State pensioners could be hit three key changes in the wake of the new Labour Party government's Budget. Capital gains tax and inheritance tax are among the taxes being changed by Chancellor Rachel Reeves, she has confirmed.

Theoretically, if hit by those two - and stamp duty - pensioners could lose THOUSANDS. Ms Reeves stressed that the increase in stamp duty rates will only affect second home buyers, landlords buying-to-let properties, and commercial business properties.

If the property is valued at £125,000 to £925,000, the buyer will pay no tax on the first £125,000, and now, five per cent tax on any remaining value. This means someone buying a house worth £700,000 would pay a £28,750 tax bill - 5% of £575,000.

READ MORE Inheritance tax change causes 'urgent crisis' with people raiding pensions early

Peter Stimson, head of product at MPowered Mortgages, said: “Buy-to-let landlords and second homeowners were expecting another tax squeeze from the Chancellor.
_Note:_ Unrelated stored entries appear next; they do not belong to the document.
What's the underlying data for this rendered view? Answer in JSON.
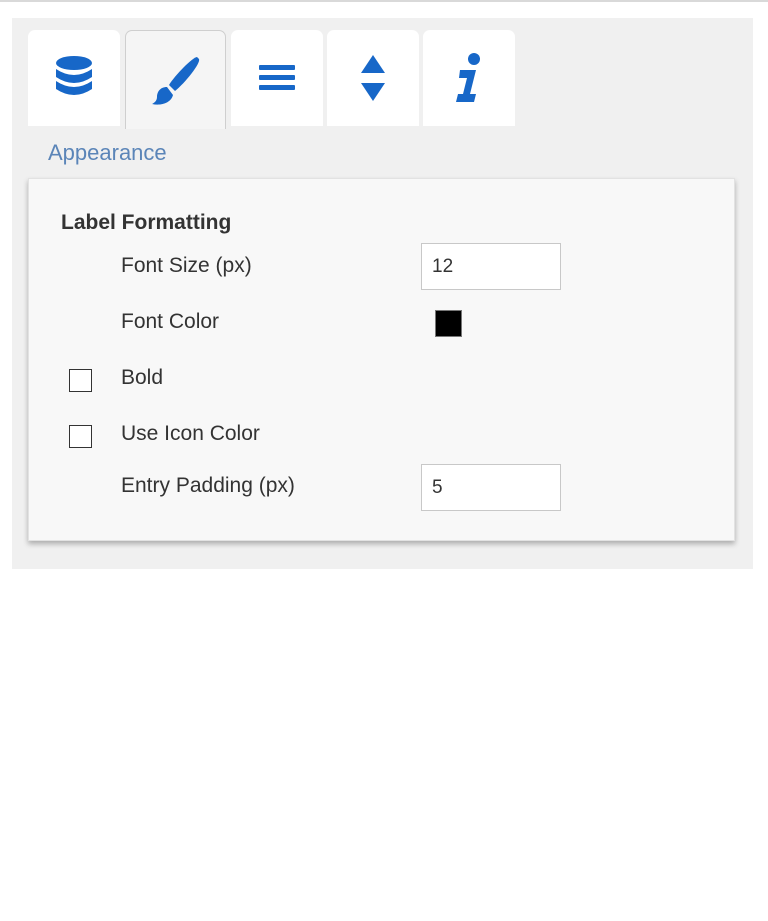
{
  "tabs": [
    {
      "name": "data",
      "icon": "database-icon",
      "active": false
    },
    {
      "name": "appearance",
      "icon": "paintbrush-icon",
      "active": true
    },
    {
      "name": "layout",
      "icon": "bars-icon",
      "active": false
    },
    {
      "name": "sort",
      "icon": "sort-arrows-icon",
      "active": false
    },
    {
      "name": "info",
      "icon": "info-icon",
      "active": false
    }
  ],
  "colors": {
    "accent": "#1767c8",
    "section_title": "#5b85b8",
    "panel_bg": "#f0f0f0",
    "card_bg": "#f8f8f8",
    "font_color_value": "#000000"
  },
  "section": {
    "title": "Appearance"
  },
  "label_formatting": {
    "title": "Label Formatting",
    "font_size": {
      "label": "Font Size (px)",
      "value": "12"
    },
    "font_color": {
      "label": "Font Color"
    },
    "bold": {
      "label": "Bold",
      "checked": false
    },
    "use_icon_color": {
      "label": "Use Icon Color",
      "checked": false
    },
    "entry_padding": {
      "label": "Entry Padding (px)",
      "value": "5"
    }
  }
}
But what they got was a whack with a hammer.

“Not an increase in general taxation or the capital gains tax they pay when selling a rental property, but a whopping 2% uplift in the stamp duty payable when buying a home to rent out.”

Stamp duty

Stamp duty is increasing from 3% to 5% on second homes from today, costing landlords an extra £7,000 on an averagely priced property. The extra £7,000 in tax is based on Rightmove’s data, which shows that the average asking price on a property for sale in Britain is £371,958.

Property experts insisted that the move wouldn’t just hurt second homeowners and landlords.

Inheritance tax

Inheritance tax is a levy applied to the estate of someone who has died, but only around 4 per cent of families end up paying it, as most estates fall below the tax threshold.

Key to this exemption is that anything left to a spouse or civil partner is not subject to inheritance tax, regardless of the estate’s value. So if a deceased individual leaves their entire estate to their partner, even if valued at £10m, no inheritance tax will be charged.

However, this exemption does not extend to partners who live together but are not married or in a civil partnership.

Each individual has a £325,000 inheritance tax-free allowance. Estates valued below this threshold incur no tax, while those above it are taxed at 40 per cent on the excess. If you left £300,000 but then added another £100,000 pension, £75k would be taxed at 40 per cent.

It would mean a £30,000 tax bill for the estate.

Capital Gains Tax

Under the new rates, individuals will face an 18% charge on assets that yield a profit, up from 10%, while higher-rate taxpayers will see CGT climb from 20% to 24%. The tax is payable on gains above £3,000 for most assets, though certain items such as UK government bonds, ISAs and Premium Bonds are exempt.

It means a £800 increase in tax on £10,000 profits on shares. Laith Khalaf, head of investment analysis at AJ Bell, is more critical of the government’s mixed messaging about investing in Britain while putting up taxes: “Higher rates of capital gains tax deter consumers from investing in growth assets, potentially depriving them of higher long-term returns, while at the same time undermining demand for the UK stock market.”

Once a full new state pension is combined with payments from a private one, a pensioner may have a gross income of £19,000. From this the pensioner will pay £1,286 in income tax and if no longer qualifying for the winter fuel payment, it could cost them £300 each.

Helpfully, pensioners will benefit from the “triple lock” so the full state pension will rise by 4.1% or £9.05 to £230.25 a week, from April 2025, adding £470.60 to an annual income before tax. The tax bill on that is £94.12 leaving pensioners an extra £376.48 in the 2025-26 tax year.

But some couples receive the basic state pension. Their combined income could be less than the £332.95 (£218.15 for a single person) a week, or £17,313 a year, standard minimum guarantee so they can receive a pension credit top-up and qualify for the £300 winter fuel payment.

Next year the “triple lock” sees the minimum guarantee increase by 4.1% or £13.65 to £346.60 (£227.10 for a single person). This works out as an extra £709.80 a year for couples and £465.40 for singles.